В открытом небу Городе смеркалось, а в Лесу темнота проступала из всех уголков еще отчетливей. Скоро совсем стемнеет.

— Может, поторопимся? — спросил я. — Раз уж тебе полегче стало.

— Да, да, — засуетился Митька. — До ночи бы успеть.

— Вот именно. Я темноту не люблю.

— Дело даже не в темноте. Ночью другие звери просыпаются, растения хищные оживают. Я-то привычный, а ты, боюсь, вляпаешься куда-нибудь.

Вот те раз! Забеспокоился обо мне. Или напугать решил?

В любом случае, лучше к нему прислушаться, и ни шагу в сторону!

— Пойдем другой дорогой, короче, — сказал Митька, поправил мешок на спине, двинулся через траву. — Только там парочка мест нехороших, но мы пройдем, если аккуратно. И если ты будешь слушать меня!

— Слушаю и повинуюсь, — ответил я, шагая за ним, стараясь след в след.

Мы не стали огибать пруд, как шли сюда, а сразу углубились в Лес.

Первые полчаса дорога была знакома — высокая трава, деревья, земля чуть влажная, но без особых преград мы пробивали себе путь. Потом дорога стала резко опускаться вниз. Мы, держась за траву и кусты, заскользили в глубокий овраг. Деревья сменились большими колючими кустами. Земля стала сырой, небо над нами как-то быстро потемнело, все вокруг стало серым, запахло плесенью.

Внизу оврага под ногами стал пружинить мох. Мы двинулись по дну оврага. Можно было идти подпрыгивая, шаг увеличился. В голове вдруг возникла черно-белая картинка из телевизора: безжизненный ландшафт, черное небо, два астронавта неуклюже прыгают по поверхности, взметая облачка пыли.

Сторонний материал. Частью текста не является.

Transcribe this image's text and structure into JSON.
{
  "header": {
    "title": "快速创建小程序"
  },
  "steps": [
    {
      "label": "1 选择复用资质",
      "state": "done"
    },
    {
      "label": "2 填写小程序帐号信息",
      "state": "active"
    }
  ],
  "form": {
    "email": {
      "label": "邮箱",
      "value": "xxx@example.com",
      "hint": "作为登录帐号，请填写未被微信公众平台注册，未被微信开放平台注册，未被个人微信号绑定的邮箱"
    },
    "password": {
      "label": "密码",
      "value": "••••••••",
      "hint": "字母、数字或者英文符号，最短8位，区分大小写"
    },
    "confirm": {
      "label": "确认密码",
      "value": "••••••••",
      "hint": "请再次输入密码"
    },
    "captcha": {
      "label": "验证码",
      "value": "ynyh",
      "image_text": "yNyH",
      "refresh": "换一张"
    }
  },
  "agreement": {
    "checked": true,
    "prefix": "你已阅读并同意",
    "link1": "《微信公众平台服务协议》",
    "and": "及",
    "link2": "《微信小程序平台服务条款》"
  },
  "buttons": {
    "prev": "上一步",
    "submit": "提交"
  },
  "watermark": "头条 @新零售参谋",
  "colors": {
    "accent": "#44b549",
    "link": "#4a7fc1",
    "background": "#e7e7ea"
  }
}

Я подумал, что память небольшими вот такими картинками возвращается ко мне. Вот только сама или это Система помогает каким-то образом оживлять нейроны в мозгу? Спросить — так не ответит же.

В очередной раз, уже привычно подпрыгнув на очередной моховой кочке следом за Митькой, я прорвал верхнюю оболочку и чуть не по самые помидоры ухнул в пропасть. Но как? Митька только что по ней прыгнул! Или я тяжелее на десяток килограмм, или прыгнул повыше?

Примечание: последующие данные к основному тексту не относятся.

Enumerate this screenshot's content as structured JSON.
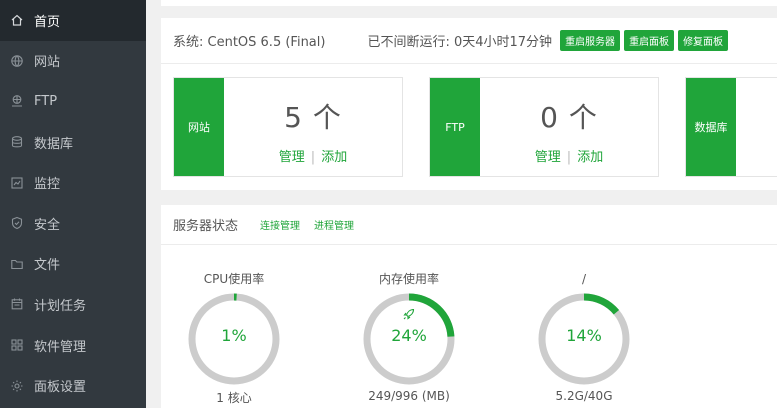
{
  "sidebar": {
    "items": [
      {
        "label": "首页",
        "icon": "home-icon",
        "active": true
      },
      {
        "label": "网站",
        "icon": "globe-icon"
      },
      {
        "label": "FTP",
        "icon": "ftp-icon"
      },
      {
        "label": "数据库",
        "icon": "database-icon"
      },
      {
        "label": "监控",
        "icon": "monitor-icon"
      },
      {
        "label": "安全",
        "icon": "shield-icon"
      },
      {
        "label": "文件",
        "icon": "folder-icon"
      },
      {
        "label": "计划任务",
        "icon": "calendar-icon"
      },
      {
        "label": "软件管理",
        "icon": "apps-icon"
      },
      {
        "label": "面板设置",
        "icon": "gear-icon"
      }
    ]
  },
  "system": {
    "os": "系统: CentOS 6.5 (Final)",
    "uptime": "已不间断运行: 0天4小时17分钟",
    "buttons": [
      "重启服务器",
      "重启面板",
      "修复面板"
    ]
  },
  "cards": [
    {
      "label": "网站",
      "count": "5 个",
      "manage": "管理",
      "add": "添加"
    },
    {
      "label": "FTP",
      "count": "0 个",
      "manage": "管理",
      "add": "添加"
    },
    {
      "label": "数据库"
    }
  ],
  "status": {
    "title": "服务器状态",
    "links": [
      "连接管理",
      "进程管理"
    ],
    "gauges": [
      {
        "label": "CPU使用率",
        "value": "1%",
        "percent": 1,
        "sub": "1 核心"
      },
      {
        "label": "内存使用率",
        "value": "24%",
        "percent": 24,
        "sub": "249/996 (MB)",
        "icon": "rocket-icon"
      },
      {
        "label": "/",
        "value": "14%",
        "percent": 14,
        "sub": "5.2G/40G"
      }
    ]
  },
  "colors": {
    "accent": "#20a53a",
    "sidebar": "#32393f",
    "ring_track": "#cccccc"
  }
}
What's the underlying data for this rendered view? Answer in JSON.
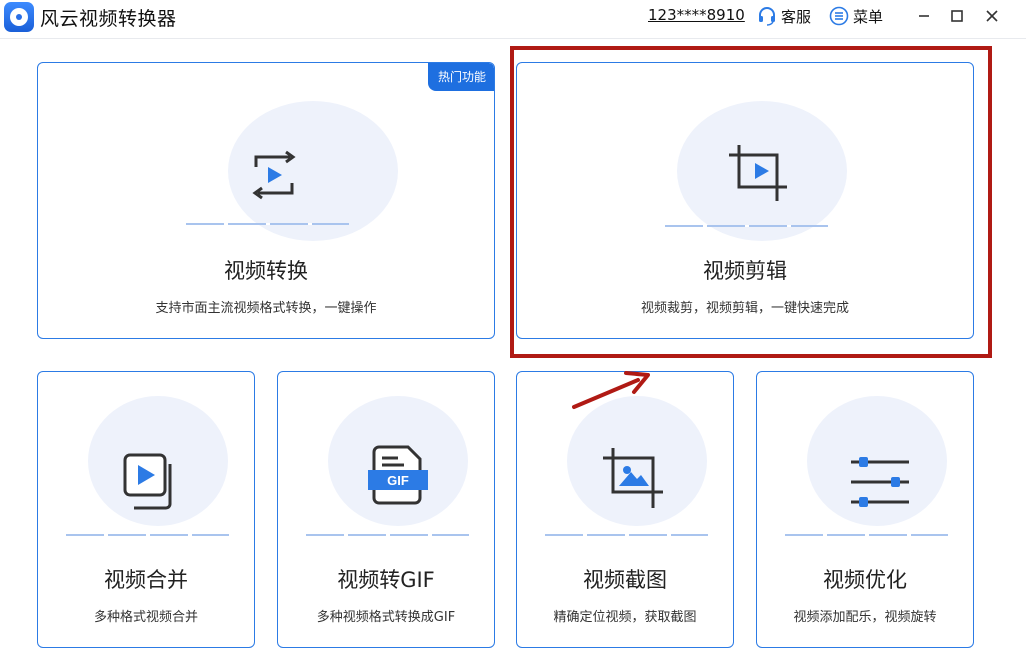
{
  "app": {
    "title": "风云视频转换器"
  },
  "header": {
    "account": "123****8910",
    "support_label": "客服",
    "menu_label": "菜单"
  },
  "cards": [
    {
      "title": "视频转换",
      "desc": "支持市面主流视频格式转换，一键操作",
      "badge": "热门功能",
      "icon": "convert-icon"
    },
    {
      "title": "视频剪辑",
      "desc": "视频裁剪，视频剪辑，一键快速完成",
      "icon": "crop-icon"
    },
    {
      "title": "视频合并",
      "desc": "多种格式视频合并",
      "icon": "merge-icon"
    },
    {
      "title": "视频转GIF",
      "desc": "多种视频格式转换成GIF",
      "icon": "gif-icon",
      "icon_text": "GIF"
    },
    {
      "title": "视频截图",
      "desc": "精确定位视频，获取截图",
      "icon": "screenshot-icon"
    },
    {
      "title": "视频优化",
      "desc": "视频添加配乐，视频旋转",
      "icon": "optimize-icon"
    }
  ],
  "colors": {
    "accent": "#2c7be5",
    "badge": "#1e6fe0",
    "annotation": "#b01a14"
  }
}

Короче, ухнул. Под ногой в яме почувствовал что-то мягкое, живое, оно вывернулось из-под моей ступни, взвизгнуло, по ноге еще кто-то пробежал. Я стал судорожно вытаскивать ногу, пока ее там очередные ползуны или вьюны не ухватили и не утащили под моховое одеяло. Лег на спину, потянул ногу, вытащил, тяжело выдохнул, вытер пот со лба. Над головой среди пушистых ветвей промелькнул кусочек серого неба с одной маленькой звездочкой.

Митька ускакал вперед, даже не услышал, как я застрял. Я крикнул ему вслед. Через минуту где-то впереди затрещали кусты, Митька возвращался.

— Ты чего? — спросил он.

— Провалился. Ну и передохнуть сел.

Митька осмотрел дыру, оставленную моей ногой, отшатнулся.

— Ох ты ж! — вскрикнул он. — Ты прямо в гнездо встал!

— И чего? — не понял я, поднимаясь.

— Чего-чего! — передразнил он. — Сматываться надо поскорей! Сейчас они соберутся всей стаей, вылезут искать обидчика!

Я смотрел на Митьку, решая, он правду говорит, или опять решил меня проучить?